Input Validation and Sanitization
Input Validation and Sanitization
Password input validation represents a critical security boundary often implemented incorrectly. While passwords should accept diverse character sets to maximize entropy, certain validations remain necessary for security and system stability. The challenge lies in implementing these validations without reducing password space or creating vulnerabilities.
Length limits prevent both weak passwords and denial-of-service attacks. Minimum lengths should enforce reasonable security—12 characters for standard applications, 16 for high-security contexts. Maximum lengths prevent memory exhaustion attacks but should be generous—128 to 256 characters accommodate passphrases while preventing abuse. Rejecting passwords over 1KB protects against resource exhaustion without limiting legitimate use.
import re
import unicodedata
from typing import Tuple, Optional
class PasswordValidator:
"""Secure password validation with comprehensive checks"""
def __init__(self, min_length=12, max_length=128, require_complexity=True):
self.min_length = min_length
self.max_length = max_length
self.require_complexity = require_complexity
def validate(self, password: str) -> Tuple[bool, Optional[str]]:
"""Validate password with security-focused rules"""
# Check if password exists
if not password:
return False, "Password cannot be empty"
# Length validation
if len(password) < self.min_length:
return False, f"Password must be at least {self.min_length} characters"
if len(password) > self.max_length:
return False, f"Password cannot exceed {self.max_length} characters"
# Prevent DoS through excessive memory usage
if len(password.encode('utf-8')) > 1024: # 1KB limit
return False, "Password too long"
# Normalize Unicode to prevent homograph attacks
normalized = unicodedata.normalize('NFKC', password)
if normalized != password:
return False, "Password contains ambiguous characters"
# Check for null bytes (security issue)
if '\x00' in password:
return False, "Password contains invalid characters"
# Complexity requirements (if enabled)
if self.require_complexity:
complexity_ok, complexity_msg = self._check_complexity(password)
if not complexity_ok:
return False, complexity_msg
# Check against common patterns (optional)
pattern_ok, pattern_msg = self._check_patterns(password)
if not pattern_ok:
return False, pattern_msg
return True, None
def _check_complexity(self, password: str) -> Tuple[bool, Optional[str]]:
"""Check password complexity requirements"""
checks = {
'lowercase': (r'[a-z]', "lowercase letter"),
'uppercase': (r'[A-Z]', "uppercase letter"),
'digit': (r'\d', "number"),
'special': (r'[!@#$%^&*(),.?":{}|<>]', "special character")
}
missing = []
for check_name, (pattern, description) in checks.items():
if not re.search(pattern, password):
missing.append(description)
# Require at least 3 out of 4 character classes
if len(missing) > 1:
return False, f"Password must contain at least: {', '.join(missing)}"
return True, None
def _check_patterns(self, password: str) -> Tuple[bool, Optional[str]]:
"""Check for common weak patterns"""
# Sequential characters
if re.search(r'(012|123|234|345|456|567|678|789|890)', password):
return False, "Password contains sequential numbers"
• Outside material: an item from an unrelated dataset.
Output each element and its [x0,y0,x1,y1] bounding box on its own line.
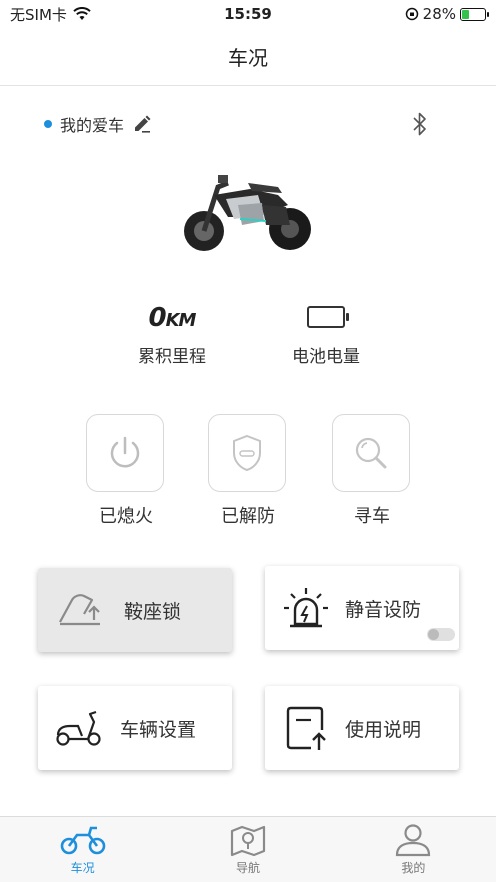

if re.search(r'(abc|bcd|cde|def|efg|fgh|ghi|hij|ijk|jkl|klm|lmn|'
r'mno|nop|opq|pqr|qrs|rst|stu|tuv|uvw|vwx|wxy|xyz)',
password.lower()):
return False, "Password contains sequential letters"
# Repeated characters
if re.search(r'(.)\1{3,}', password):
return False, "Password contains too many repeated characters"
# Keyboard patterns (simplified check)
keyboard_patterns = ['qwerty', 'asdfgh', 'zxcvbn', '123456', 'password']
password_lower = password.lower()
for pattern in keyboard_patterns:
if pattern in password_lower:
return False, f"Password contains common pattern: {pattern}"
return True, None
# Advanced validation with context
class ContextualPasswordValidator(PasswordValidator):
"""Password validation with user context"""
def validate_with_context(self, password: str, username: str,
email: str = None, old_password: str = None) -> Tuple[bool, Optional[str]]:
"""Validate password considering user context"""
# Basic validation first
valid, msg = self.validate(password)
if not valid:
return False, msg
# Check password doesn't contain username
if username.lower() in password.lower():
return False, "Password cannot contain username"
# Check email parts
if email:
email_parts = email.lower().split('@')[0].split('.')
for part in email_parts:
if len(part) > 3 and part in password.lower():
return False, "Password cannot contain email address parts"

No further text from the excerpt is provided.